Timnas Iran usai menyingkirkan Portugal 2018 (Foto: FIFA)
Penulis: Fityan
TVRINews-Teheran
Misi "Team Melli" Mencetak Sejarah Baru dengan Menembus Fase Gugur untuk Pertama Kalinya
Tim Nasional Republik Islam Iran, yang dikenal dengan julukan Team Melli, bersiap mengukir sejarah baru dalam penampilan ketujuh mereka di putaran final Piala Dunia FIFA.
Sebagai salah satu kekuatan utama sepak bola Asia, Iran datang ke turnamen edisi 2026 di Amerika Utara dengan ambisi besar: melampaui babak penyisihan grup untuk pertama kalinya.
Meskipun menyandang status sebagai juara kontinental tiga kali, kesuksesan Iran di level regional belum sepenuhnya terduga di panggung global.
Dalam enam partisipasi sebelumnya, langkah mereka selalu terhenti di fase grup.

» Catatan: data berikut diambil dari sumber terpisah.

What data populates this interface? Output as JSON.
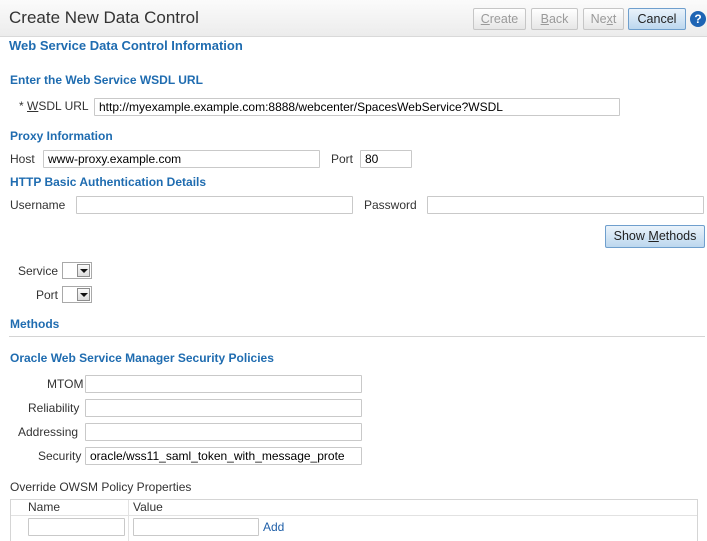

Namun, optimisme kini membumbung tinggi menyusul performa impresif selama babak kualifikasi.
Sentuhan "Sang Jenderal" Amir Ghalenoei
Di bawah asuhan pelatih berpengalaman Amir Ghalenoei, Iran menunjukkan stabilitas yang luar biasa.

(bomber Mehdi Taremi andalan Iran untuk menjadi mesin gol (Foto: FIFA))

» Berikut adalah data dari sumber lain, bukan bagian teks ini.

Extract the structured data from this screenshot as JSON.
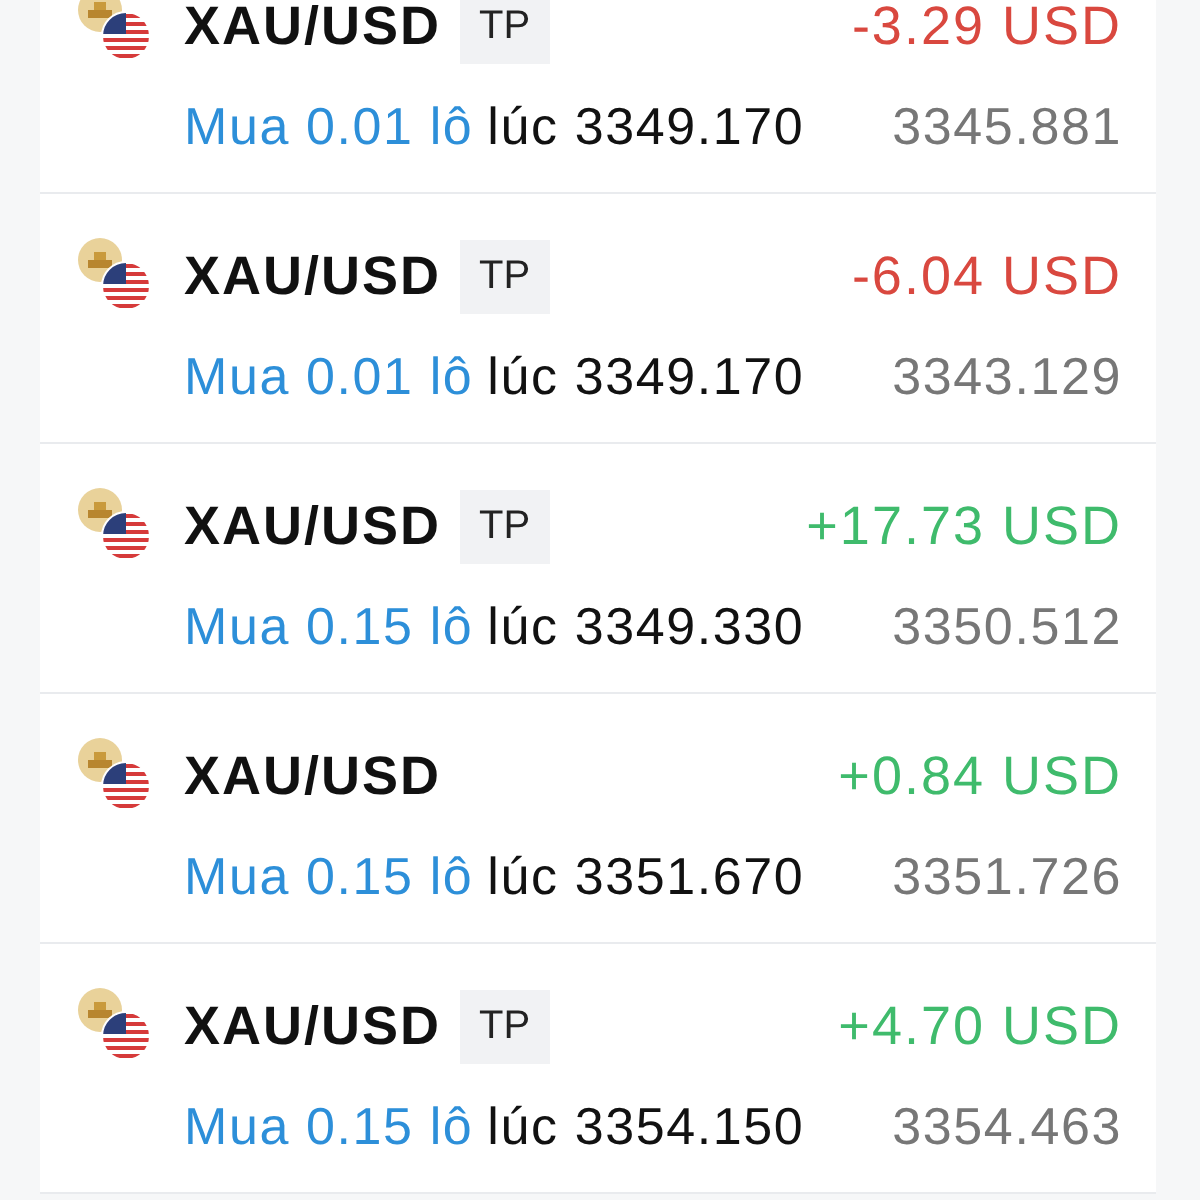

Ghalenoei, yang dijuluki sebagai "Sang Jenderal" saat masih aktif bermain, berhasil membawa timnya melaju mulus di kualifikasi zona Asia dengan hanya menelan satu kekalahan dari 16 pertandingan.

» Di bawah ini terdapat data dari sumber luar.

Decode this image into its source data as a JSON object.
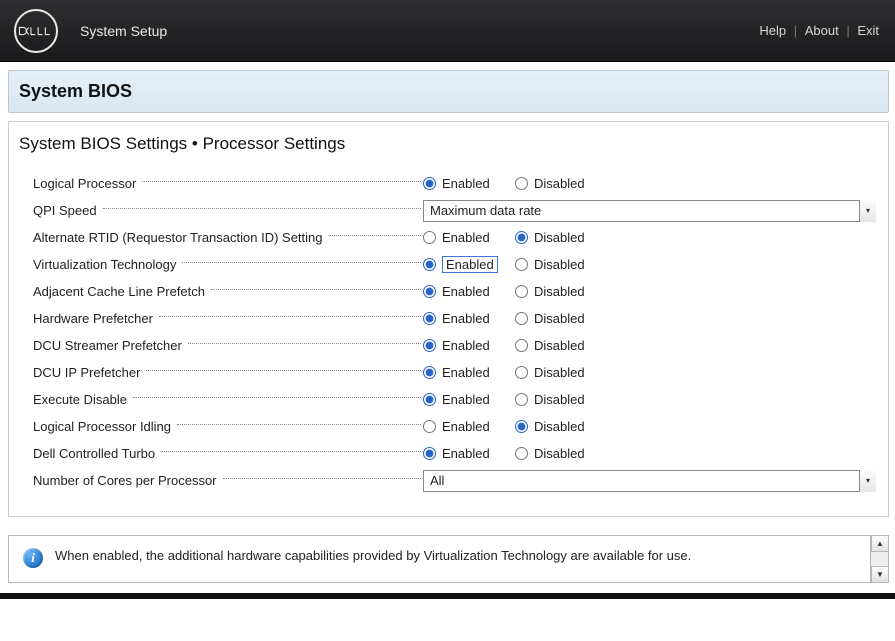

Setelah sukses membawa Iran mencapai semifinal Piala Asia AFC tak lama setelah menjabat pada Maret 2023, Ghalenoei kini memikul beban harapan publik untuk membawa perubahan di level dunia.
Strategi taktisnya akan diuji di Grup B, di mana Iran dijadwalkan menghadapi Selandia Baru (15 Juni), Belgia (21 Juni), dan Mesir (26 Juni).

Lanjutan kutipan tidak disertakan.